Interestingly, for narrow domains (where tasks are clearly defined) the researchers believe we may already be seeing signs of Level 4 AGI. But for general applications, which include ‘metacognitive’ tasks such as learning new skills, we are still at Level 1.
Meaning of AGI
It is tempting to compare AGI to the creature created by Victor Frankenstein in Mary Shelley’s famous gothic novel. For those unfamiliar with the story, Frankenstein assembles body parts to create a living being. This creature is rejected by both its creator and society, and ultimately ruins Frankenstein’s life by killing his loved ones. Frankenstein himself dies exhausted and in despair.
Although Frankenstein is the name of the creator, not the creature, the term is often associated with a monstrous human invention capable of destroying its maker. Some argue this is an apt analogy for AGI: humanity creating an entity that could ultimately threaten our own survival.

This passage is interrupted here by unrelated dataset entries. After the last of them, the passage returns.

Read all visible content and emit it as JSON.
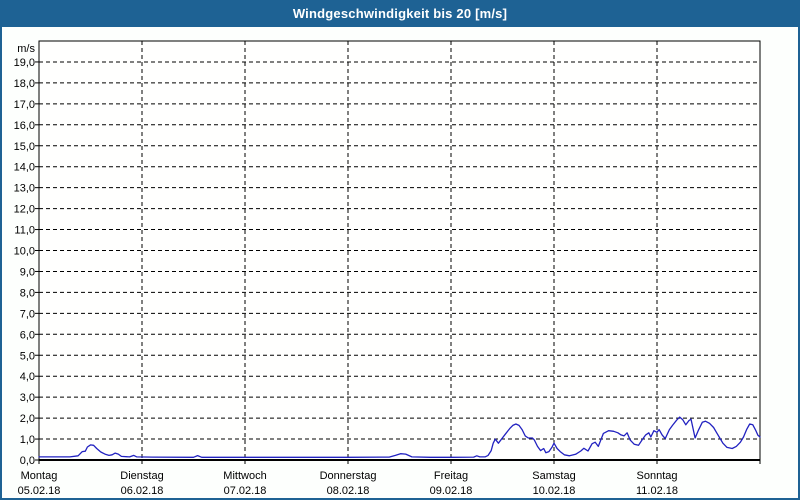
{
  "window": {
    "title": "Windgeschwindigkeit bis 20 [m/s]"
  },
  "colors": {
    "titlebar": "#1e6294",
    "window_border": "#1e6294",
    "background": "#fdfffd",
    "plot_background": "#fffffe",
    "grid": "#000000",
    "text": "#000000",
    "line": "#2222c0"
  },
  "chart_data": {
    "type": "line",
    "title": "Windgeschwindigkeit bis 20 [m/s]",
    "ylabel": "m/s",
    "xlabel": "",
    "ylim": [
      0,
      20
    ],
    "y_tick_step": 1,
    "grid": "dashed",
    "legend": "none",
    "y_tick_labels": [
      "0,0",
      "1,0",
      "2,0",
      "3,0",
      "4,0",
      "5,0",
      "6,0",
      "7,0",
      "8,0",
      "9,0",
      "10,0",
      "11,0",
      "12,0",
      "13,0",
      "14,0",
      "15,0",
      "16,0",
      "17,0",
      "18,0",
      "19,0"
    ],
    "x_categories": [
      {
        "day": "Montag",
        "date": "05.02.18"
      },
      {
        "day": "Dienstag",
        "date": "06.02.18"
      },
      {
        "day": "Mittwoch",
        "date": "07.02.18"
      },
      {
        "day": "Donnerstag",
        "date": "08.02.18"
      },
      {
        "day": "Freitag",
        "date": "09.02.18"
      },
      {
        "day": "Samstag",
        "date": "10.02.18"
      },
      {
        "day": "Sonntag",
        "date": "11.02.18"
      }
    ],
    "series": [
      {
        "name": "Windgeschwindigkeit",
        "unit": "m/s",
        "color": "#2222c0",
        "points": [
          [
            0.0,
            0.15
          ],
          [
            0.3,
            0.15
          ],
          [
            0.38,
            0.2
          ],
          [
            0.42,
            0.4
          ],
          [
            0.45,
            0.42
          ],
          [
            0.47,
            0.62
          ],
          [
            0.5,
            0.72
          ],
          [
            0.53,
            0.7
          ],
          [
            0.56,
            0.55
          ],
          [
            0.6,
            0.38
          ],
          [
            0.64,
            0.28
          ],
          [
            0.68,
            0.22
          ],
          [
            0.71,
            0.25
          ],
          [
            0.74,
            0.33
          ],
          [
            0.77,
            0.28
          ],
          [
            0.8,
            0.17
          ],
          [
            0.88,
            0.15
          ],
          [
            0.92,
            0.22
          ],
          [
            0.95,
            0.15
          ],
          [
            1.1,
            0.14
          ],
          [
            1.5,
            0.13
          ],
          [
            1.54,
            0.21
          ],
          [
            1.58,
            0.13
          ],
          [
            2.0,
            0.13
          ],
          [
            2.5,
            0.13
          ],
          [
            3.0,
            0.13
          ],
          [
            3.4,
            0.14
          ],
          [
            3.46,
            0.22
          ],
          [
            3.51,
            0.3
          ],
          [
            3.56,
            0.28
          ],
          [
            3.62,
            0.15
          ],
          [
            3.8,
            0.13
          ],
          [
            4.0,
            0.13
          ],
          [
            4.22,
            0.14
          ],
          [
            4.25,
            0.2
          ],
          [
            4.28,
            0.15
          ],
          [
            4.33,
            0.15
          ],
          [
            4.36,
            0.22
          ],
          [
            4.39,
            0.45
          ],
          [
            4.41,
            0.8
          ],
          [
            4.43,
            1.0
          ],
          [
            4.46,
            0.8
          ],
          [
            4.49,
            1.0
          ],
          [
            4.53,
            1.25
          ],
          [
            4.57,
            1.5
          ],
          [
            4.6,
            1.65
          ],
          [
            4.63,
            1.72
          ],
          [
            4.66,
            1.65
          ],
          [
            4.69,
            1.45
          ],
          [
            4.72,
            1.15
          ],
          [
            4.75,
            1.05
          ],
          [
            4.79,
            1.05
          ],
          [
            4.81,
            0.95
          ],
          [
            4.84,
            0.65
          ],
          [
            4.87,
            0.45
          ],
          [
            4.9,
            0.55
          ],
          [
            4.92,
            0.35
          ],
          [
            4.95,
            0.4
          ],
          [
            4.98,
            0.6
          ],
          [
            5.0,
            0.8
          ],
          [
            5.03,
            0.55
          ],
          [
            5.06,
            0.4
          ],
          [
            5.1,
            0.25
          ],
          [
            5.15,
            0.2
          ],
          [
            5.21,
            0.27
          ],
          [
            5.26,
            0.43
          ],
          [
            5.29,
            0.56
          ],
          [
            5.33,
            0.43
          ],
          [
            5.37,
            0.78
          ],
          [
            5.4,
            0.85
          ],
          [
            5.43,
            0.65
          ],
          [
            5.48,
            1.27
          ],
          [
            5.53,
            1.4
          ],
          [
            5.58,
            1.37
          ],
          [
            5.62,
            1.3
          ],
          [
            5.65,
            1.2
          ],
          [
            5.68,
            1.15
          ],
          [
            5.71,
            1.3
          ],
          [
            5.74,
            0.95
          ],
          [
            5.78,
            0.75
          ],
          [
            5.82,
            0.7
          ],
          [
            5.86,
            1.0
          ],
          [
            5.89,
            1.2
          ],
          [
            5.92,
            1.3
          ],
          [
            5.94,
            1.1
          ],
          [
            5.97,
            1.4
          ],
          [
            6.0,
            1.32
          ],
          [
            6.02,
            1.45
          ],
          [
            6.05,
            1.2
          ],
          [
            6.08,
            1.02
          ],
          [
            6.12,
            1.45
          ],
          [
            6.15,
            1.65
          ],
          [
            6.19,
            1.9
          ],
          [
            6.22,
            2.05
          ],
          [
            6.25,
            1.92
          ],
          [
            6.28,
            1.68
          ],
          [
            6.31,
            1.88
          ],
          [
            6.33,
            1.95
          ],
          [
            6.37,
            1.05
          ],
          [
            6.4,
            1.4
          ],
          [
            6.44,
            1.8
          ],
          [
            6.47,
            1.85
          ],
          [
            6.51,
            1.75
          ],
          [
            6.55,
            1.55
          ],
          [
            6.58,
            1.3
          ],
          [
            6.61,
            1.05
          ],
          [
            6.64,
            0.8
          ],
          [
            6.68,
            0.6
          ],
          [
            6.73,
            0.55
          ],
          [
            6.77,
            0.65
          ],
          [
            6.81,
            0.85
          ],
          [
            6.84,
            1.1
          ],
          [
            6.87,
            1.45
          ],
          [
            6.9,
            1.72
          ],
          [
            6.93,
            1.68
          ],
          [
            6.96,
            1.4
          ],
          [
            6.98,
            1.18
          ],
          [
            7.0,
            1.1
          ]
        ]
      }
    ]
  }
}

Yet, despite real and extremely challenging risks associated with frontier AI systems, this is not the best way to think about AGI. As we mark World Creativity and Innovation Day we should recognise that AGI is also a reflection of human innovation. And for millennia humans have created technologies both with the potential to transform and destruct.

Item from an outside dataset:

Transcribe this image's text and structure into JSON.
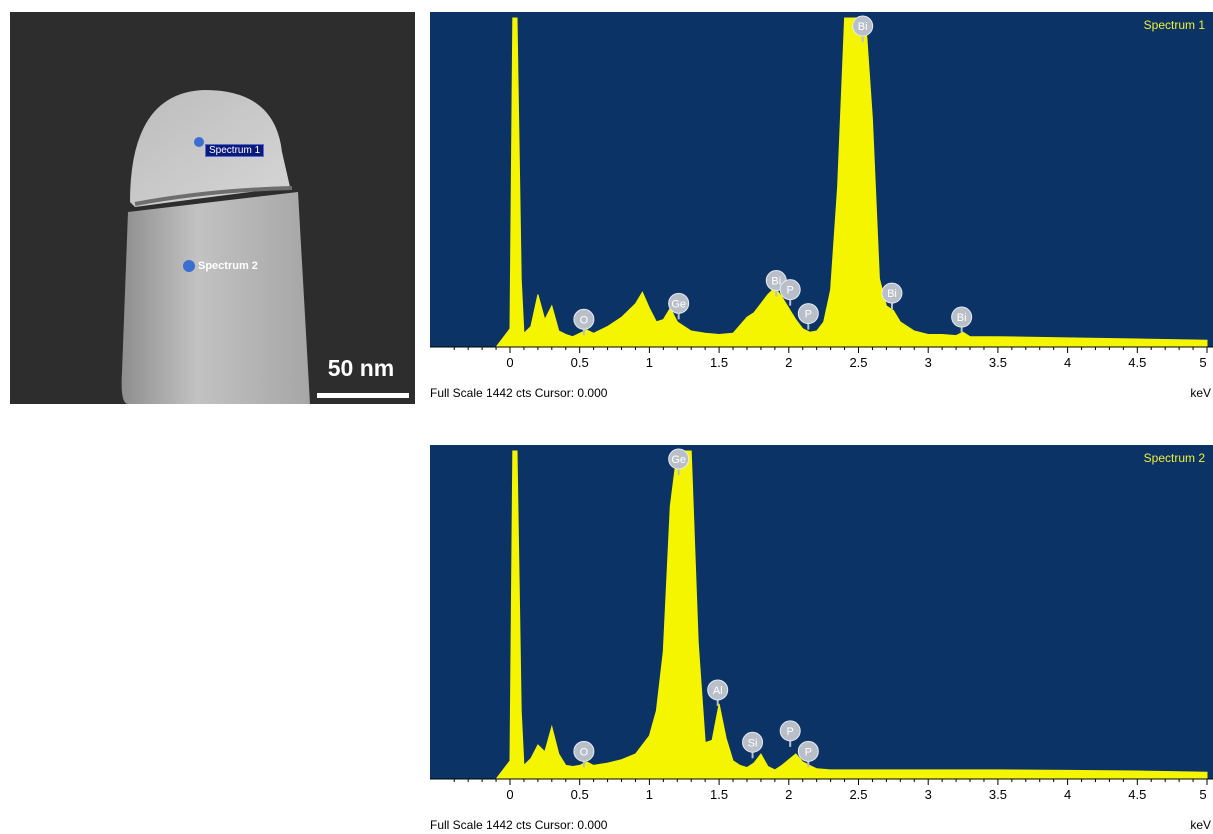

Take fire: more than a million years ago, we harnessed this dangerous proto-technology. It could kill and destroy, yet it revolutionised how we prepared food, made tools and survived in harsh environments.
Since then, we have repeatedly created useful technologies that exceed our capabilities while also carrying risks. Consider wheeled vehicles, invented around 5,000 years ago. They transformed food production and transport but also introduced the risk of injury or death from fast movement.
In our own time, examples abound. The most dramatic is nuclear technology. Nuclear power plants generate vast amounts of low-carbon energy. But nuclear weapons pose the risk of annihilating entire cities, or even humanity itself.
In some respects, AGI is another one of those technologies humanity has developed, with the potential to transform society.
Unknowable era
Many people do not realise that the subtitle of Shelley’s Frankenstein is The Modern Prometheus. This refers to the Greek myth in which Prometheus steals fire from the gods and gives it to humanity. Fire enabled civilisation, but it also disrupted the human-divine relationship and brought serious risks.
There are clear parallels with AGI: these systems could ignite a wave of human creativity. AGI could revolutionise scientific discovery by largely autonomously generating hypotheses and designing experiments. In medicine, AGI could provide, among many other things, personalised treatment recommendations. And in education AGI could adapt to learners’ individual learning styles, making customised curricula and real-time feedback possible at scale.
But there is a fundamental difference between the myth of Prometheus and the reality of AGI. Fire was received. AGI is created.
If predictions hold, we are on the verge of building a technology that matches our own intelligence. In other words, we are close to creating a system that simulates, or perhaps even emulates, the very thing we believe sets us apart from other life forms and objects on Earth.
From one angle, this is a testament to human ingenuity and innovation. From another, it marks the beginning of a fundamentally unknowable era.
Should we be afraid of AGI? I think it is too early to know.